Tool call hangs or times out

  • The gateway's default query timeout is 5 min as of v1.6.5. If a SELECT is genuinely slow, that's an AIDB query plan issue — try validate_query first to see the plan.
  • If a tools/call for execute returns nothing for >30 s but query works, check that you're not waiting on CREATE EXPERIMENT on a huge dataset (training is synchronous; 100k rows ≈ 11 s, but bigger datasets scale roughly linearly).

graph_query returns "Parse error: expected expression at offset N"

  • You're probably using $param bind variables. As of v1.6.5.2, the gateway's Cypher engine doesn't accept named parameters — inline the values directly into the query string. Will be supported in v1.6.6.

"Tool calls are working but the assistant doesn't see the results"

  • That's usually a client-side conversation length / context issue, not an MCP issue. Try shorter queries (LIMIT 100); summarize yourself instead of asking the assistant to summarize raw rows.
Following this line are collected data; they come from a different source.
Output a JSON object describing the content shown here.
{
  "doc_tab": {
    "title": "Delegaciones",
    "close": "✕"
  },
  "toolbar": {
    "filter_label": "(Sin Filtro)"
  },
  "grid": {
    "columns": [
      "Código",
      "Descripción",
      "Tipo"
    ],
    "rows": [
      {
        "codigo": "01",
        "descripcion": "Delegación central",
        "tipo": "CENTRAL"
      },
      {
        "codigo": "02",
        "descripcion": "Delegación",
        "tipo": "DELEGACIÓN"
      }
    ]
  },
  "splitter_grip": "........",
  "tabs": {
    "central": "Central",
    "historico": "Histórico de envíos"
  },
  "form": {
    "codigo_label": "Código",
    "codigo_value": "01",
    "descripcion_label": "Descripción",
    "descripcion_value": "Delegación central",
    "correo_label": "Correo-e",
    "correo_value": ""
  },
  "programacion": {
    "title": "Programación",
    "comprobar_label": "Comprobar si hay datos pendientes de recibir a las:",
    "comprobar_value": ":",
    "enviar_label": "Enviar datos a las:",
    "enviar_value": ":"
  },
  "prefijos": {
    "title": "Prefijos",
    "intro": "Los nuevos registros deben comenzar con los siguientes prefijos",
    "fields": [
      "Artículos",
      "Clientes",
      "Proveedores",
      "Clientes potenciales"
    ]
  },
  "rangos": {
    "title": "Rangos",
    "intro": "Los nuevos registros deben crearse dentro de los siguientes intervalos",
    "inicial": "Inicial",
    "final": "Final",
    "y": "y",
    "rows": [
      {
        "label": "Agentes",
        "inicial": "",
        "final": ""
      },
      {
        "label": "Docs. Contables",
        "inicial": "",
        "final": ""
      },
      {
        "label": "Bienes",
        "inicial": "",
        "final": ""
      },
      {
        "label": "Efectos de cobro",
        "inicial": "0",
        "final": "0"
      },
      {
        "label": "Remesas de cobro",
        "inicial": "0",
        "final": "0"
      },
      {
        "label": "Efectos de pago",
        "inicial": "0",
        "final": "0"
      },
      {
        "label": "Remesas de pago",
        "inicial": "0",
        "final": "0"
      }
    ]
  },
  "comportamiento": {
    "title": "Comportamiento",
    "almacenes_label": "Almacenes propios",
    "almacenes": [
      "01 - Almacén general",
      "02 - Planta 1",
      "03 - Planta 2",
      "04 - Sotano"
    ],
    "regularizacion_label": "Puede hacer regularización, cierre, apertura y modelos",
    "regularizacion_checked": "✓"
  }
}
Multi-tenant + remote deployments

Each MCP connection uses the JWT's tenant_id; one session configured for tenant A cannot see tenant B's data. If you're running the gateway on a remote box (SYNAPCORES_URL=https://aidb.example.com), the bridge still runs locally on the user's machine — only the JSON-RPC payloads cross the network, over HTTPS, with the JWT in the Authorization header.

For team setups: mint per-developer API keys (gateway → /v1/api-keys), each scoped to a single tenant. Distribute the keys + the bridge script; no shared password.